Israel has rejected accusations by a UN expert panel that it may be involved in the illegal export and sale of so-called ‘blood diamonds’ from the Ivory Coast. Israel's Diamond Controller Shmuel Mordechai said he was shocked the “false accusations" in the report to the UN Security Council on international compliance with UN sanctions imposed on the Ivory Coast. Along with Israel, the panel also named the United Arab Emirates, Lebanon, Guinea and Liberia as some of the countries that needed to step up efforts to enforce a four-year-old UN embargo on buying rough diamonds mined in the West African country.
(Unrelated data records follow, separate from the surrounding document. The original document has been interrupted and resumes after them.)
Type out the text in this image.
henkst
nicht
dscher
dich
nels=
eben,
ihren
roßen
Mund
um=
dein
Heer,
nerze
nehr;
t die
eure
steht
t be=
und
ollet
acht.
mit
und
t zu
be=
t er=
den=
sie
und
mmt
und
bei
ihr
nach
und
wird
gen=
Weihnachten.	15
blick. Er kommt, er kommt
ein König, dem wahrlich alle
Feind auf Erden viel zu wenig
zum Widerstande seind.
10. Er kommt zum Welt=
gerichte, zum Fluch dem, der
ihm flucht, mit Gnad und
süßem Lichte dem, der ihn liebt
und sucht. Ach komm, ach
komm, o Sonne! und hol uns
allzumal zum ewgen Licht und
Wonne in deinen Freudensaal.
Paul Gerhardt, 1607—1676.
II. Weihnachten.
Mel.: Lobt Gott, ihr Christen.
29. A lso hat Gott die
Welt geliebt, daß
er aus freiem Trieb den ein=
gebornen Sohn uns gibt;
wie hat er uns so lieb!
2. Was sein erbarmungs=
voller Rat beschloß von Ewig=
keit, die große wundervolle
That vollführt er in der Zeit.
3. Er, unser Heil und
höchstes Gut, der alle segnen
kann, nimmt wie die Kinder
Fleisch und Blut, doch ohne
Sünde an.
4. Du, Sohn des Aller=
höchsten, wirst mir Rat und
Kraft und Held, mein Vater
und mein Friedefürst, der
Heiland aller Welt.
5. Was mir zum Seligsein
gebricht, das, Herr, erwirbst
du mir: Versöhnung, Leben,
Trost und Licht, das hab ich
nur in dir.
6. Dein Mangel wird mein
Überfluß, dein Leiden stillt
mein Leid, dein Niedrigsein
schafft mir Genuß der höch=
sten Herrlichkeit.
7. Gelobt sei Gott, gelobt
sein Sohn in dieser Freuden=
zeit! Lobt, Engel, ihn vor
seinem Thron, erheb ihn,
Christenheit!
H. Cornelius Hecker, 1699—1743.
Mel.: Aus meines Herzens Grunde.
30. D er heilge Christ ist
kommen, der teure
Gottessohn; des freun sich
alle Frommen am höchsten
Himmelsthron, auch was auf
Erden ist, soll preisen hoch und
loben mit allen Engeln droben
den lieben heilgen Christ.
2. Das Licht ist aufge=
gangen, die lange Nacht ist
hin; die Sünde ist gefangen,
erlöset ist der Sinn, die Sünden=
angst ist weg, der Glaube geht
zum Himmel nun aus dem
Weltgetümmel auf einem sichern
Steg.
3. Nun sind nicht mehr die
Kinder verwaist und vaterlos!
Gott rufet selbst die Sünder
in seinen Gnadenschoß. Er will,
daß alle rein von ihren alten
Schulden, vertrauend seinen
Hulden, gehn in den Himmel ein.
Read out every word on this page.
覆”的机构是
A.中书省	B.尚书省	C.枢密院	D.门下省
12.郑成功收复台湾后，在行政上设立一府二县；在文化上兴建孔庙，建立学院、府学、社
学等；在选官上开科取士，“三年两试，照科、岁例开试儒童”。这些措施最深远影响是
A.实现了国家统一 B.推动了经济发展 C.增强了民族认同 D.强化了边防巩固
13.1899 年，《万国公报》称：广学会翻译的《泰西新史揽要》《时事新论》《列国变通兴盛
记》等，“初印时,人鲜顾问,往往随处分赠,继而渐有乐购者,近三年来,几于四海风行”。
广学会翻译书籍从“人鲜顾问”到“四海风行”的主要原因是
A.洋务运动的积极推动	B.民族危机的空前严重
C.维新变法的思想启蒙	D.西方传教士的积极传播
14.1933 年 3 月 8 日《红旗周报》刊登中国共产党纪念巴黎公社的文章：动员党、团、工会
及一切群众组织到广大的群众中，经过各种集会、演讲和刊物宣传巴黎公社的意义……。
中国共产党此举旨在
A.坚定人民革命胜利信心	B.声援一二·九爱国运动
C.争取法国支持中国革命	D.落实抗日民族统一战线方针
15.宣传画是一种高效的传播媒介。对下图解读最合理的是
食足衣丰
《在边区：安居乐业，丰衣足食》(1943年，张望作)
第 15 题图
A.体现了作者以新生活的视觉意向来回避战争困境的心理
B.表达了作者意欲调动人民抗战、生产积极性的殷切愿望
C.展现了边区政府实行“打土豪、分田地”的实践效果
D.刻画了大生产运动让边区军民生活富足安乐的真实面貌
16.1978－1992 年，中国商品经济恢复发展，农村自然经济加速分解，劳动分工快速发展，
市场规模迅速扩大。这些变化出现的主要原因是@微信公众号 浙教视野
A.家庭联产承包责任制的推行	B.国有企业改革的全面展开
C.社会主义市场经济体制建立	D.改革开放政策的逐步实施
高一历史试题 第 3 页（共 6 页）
"Israel has never dealt in diamond trade with the Ivory Coast," Mordechai said in a statement. "We are shocked by these false accusations and completely refute them." The Security Council is expected to renew for another year embargoes on arms and rough diamond sales and other sanctions on the Ivory Coast, which is still recovering from a civil war. The report recommends that Jerusalem "investigate fully the possible involvement of Israeli nationals and companies in the illegal export of Ivorian rough diamonds."
Mordechai said the UN experts had visited Israel twice in recent years and were provided with "unequivocal proof" that it had never dealt in rough diamonds from the Ivory Coast or any other countries that are not members of the Kimberley Process.